A mesma coisa acontece com essa tal transição e o novo ministério. Para começar, certos ministros e altíssimos funcionários deviam ser conservados, para garantir um mínimo de qualidade à malta que acompanha Sua Metalurgia desde que a mídia e outros antipatriotas começaram a meter na cabeça do povo que povo pode governar. Isso não acontece em lugar nenhum e não ia ser aqui que começaria. Povo tem mais é que obedecer. Mas que exemplo nos dão? Se arrastam com essa transição e continuam a atrapalhar tudo, porque não definem nomes para o ministério e os altos escalões. Claro, se já tivessem definido os nomes, seriam criticados por excesso de pressa e açodamento, mas isso faz parte do jogo político, quem está na chuva é para se molhar. Idem para se já tivessem acabado a transição, idem para o comentário.

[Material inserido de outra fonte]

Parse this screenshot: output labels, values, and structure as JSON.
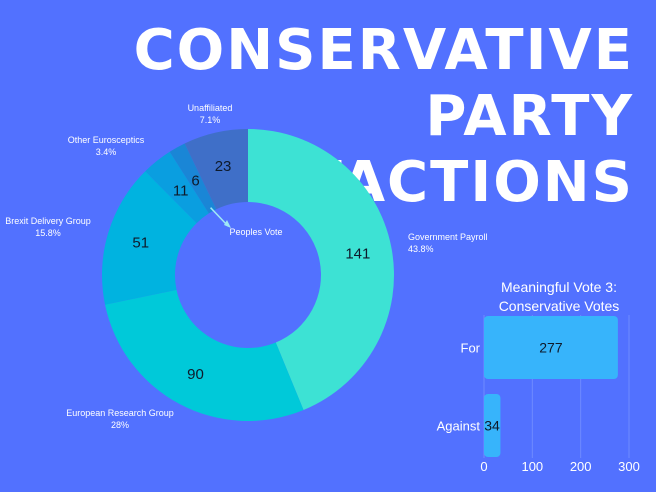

O único caminho para o Lula é falar à nação logo na noite da posse, pedir que vejam como ele não tem nada nas mãos, nada nas mangas, nada nos bolsos, nada da cartola e imediatamente resolver o problema de todo mundo, desde as crianças famintas aos corruptos impunes. Não fazia mais do que a obrigação, mas já seria alguma coisa. É claro, porém, que ele não vai fazer nada disso, vinha logo Mister M e mostrava como era tudo truque. Sim, o dr. Fernando também não fez, mas, quando havia alguma coisa errada, ele vinha e espinafrava o próprio governo sem pestanejar. Desse outro, não se pode nem esperar isso. Que saudades cada vez maiores do dr. Fernando Henrique - já estão dizendo e preparando-se para dizer. Nós temos jeito?